Here are a couple of “life in IT” horror stories, both involving desktop scanners. This is to give some idea of what it’s like when things go wrong while working in information technology. These particular misadventures were more frustrating that terrifying.
While my main responsibilities at work involve programming, I’ve ended up helping out with our imaging system. This means that I set up desktop scanners and configure desktop software to interface with the document management software running on one of our servers. I’ve probably done this kind of thing several dozen times. Although it can be time-consuming, it usually goes pretty smoothly.
Last week it didn’t go smoothly.
It was a brand new scanner and a brand new computer. I installed the scanner drivers off the installation CD, told the installer to download and apply the latest driver updates, hooked up the scanner, and configured the software to allow the user to scan pages (things like transcripts, release forms, etc.) into the imaging system. Like I’ve always done, I enabled the image processing feature to do things like deskew the images (that helps if the paper feeds into the scanner a little bit crooked). Every time I tried scanning a page into the imaging system, the desktop software would crash.
I un-installed the drivers, re-installed the drivers, reconfigured the desktop software, and the same thing happened. So I called technical support at the imaging system software company. A very patient technician made a remote connection to the PC so that he could try fixing it. For two hours I watched him do the same things I’d done with the same result.
He finally tried configuring the software without enabling the image processing feature. I saw him skip that step and almost said something about it, but I was tired and didn’t say anything. And of course that time it worked. Then I asked him to enable the feature, we tried it again, and the software was back to crashing. Disabling the feature again made the software start working again. So we left that feature disabled and called it “good enough.”
So as near as we could determine, the only thing wrong was enabling a helpful feature that I’ve used for years.
The other scanner nightmare was a few years ago. This one was a flatbad scanner–the type where you open a lid, put a single sheet of paper on a glass pane, close the lid, and the scanner moves a lamp back and forth under the page, taking a picture of it.
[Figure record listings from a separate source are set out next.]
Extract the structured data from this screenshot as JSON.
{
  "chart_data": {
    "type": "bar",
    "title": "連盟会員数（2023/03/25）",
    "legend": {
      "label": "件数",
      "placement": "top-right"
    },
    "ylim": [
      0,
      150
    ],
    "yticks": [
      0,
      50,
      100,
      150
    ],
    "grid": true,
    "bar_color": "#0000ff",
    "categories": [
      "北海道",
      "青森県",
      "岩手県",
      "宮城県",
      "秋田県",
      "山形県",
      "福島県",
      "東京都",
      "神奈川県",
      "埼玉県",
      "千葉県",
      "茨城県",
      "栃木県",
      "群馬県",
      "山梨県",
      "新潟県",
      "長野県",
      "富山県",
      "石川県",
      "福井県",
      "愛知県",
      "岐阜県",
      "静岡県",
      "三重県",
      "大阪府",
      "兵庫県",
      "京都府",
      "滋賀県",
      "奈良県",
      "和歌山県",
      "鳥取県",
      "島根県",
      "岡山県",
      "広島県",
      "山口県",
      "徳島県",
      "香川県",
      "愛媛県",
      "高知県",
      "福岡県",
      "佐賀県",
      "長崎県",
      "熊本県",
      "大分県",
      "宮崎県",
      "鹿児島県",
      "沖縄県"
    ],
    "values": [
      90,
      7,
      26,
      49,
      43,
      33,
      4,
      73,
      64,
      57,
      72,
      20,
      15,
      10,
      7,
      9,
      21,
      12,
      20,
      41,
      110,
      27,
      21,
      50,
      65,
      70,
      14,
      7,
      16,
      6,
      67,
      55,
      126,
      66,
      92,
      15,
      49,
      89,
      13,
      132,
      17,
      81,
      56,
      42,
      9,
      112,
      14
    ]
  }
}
This was an older scanner that had been in storage for a while. That fact turned out to be significant.
I installed the drivers, hooked up the scanner, and tried to scan a page. I could see the lamp come on, and I could hear it trying to move. It made a delightful kuh-KUNK noise, and it was clear that the lamp wasn’t moving back and forth like it should.
This episode also involved a long phone call to the software vendor. In retrospect I probably should have called the scanner manufacturer, but it wasn’t clear to me where the problem was. The help desk at the software vendor has lots of experience with scanners, and I think they must have a room that’s nothing but scanner after scanner sitting on shelves, because they came up with a scanner just like the one I was struggling with–same manufacturer and model.
After an hour or two, the two technicians on the call were finally able to reproduce the problem I was having. I could hear them chuckling as one of them said, “Pick up the scanner and look on the bottom. Do you see a black slider switch with a couple of little padlock icons? And is the switch in the LOCKED position?”
Some helpful soul had locked the scanner when they put it in storage. So I moved the little switch, and was done setting up the scanner a few minutes later.
This is what happens when they put a programmer in charge of things with moving parts. It always ends in tears.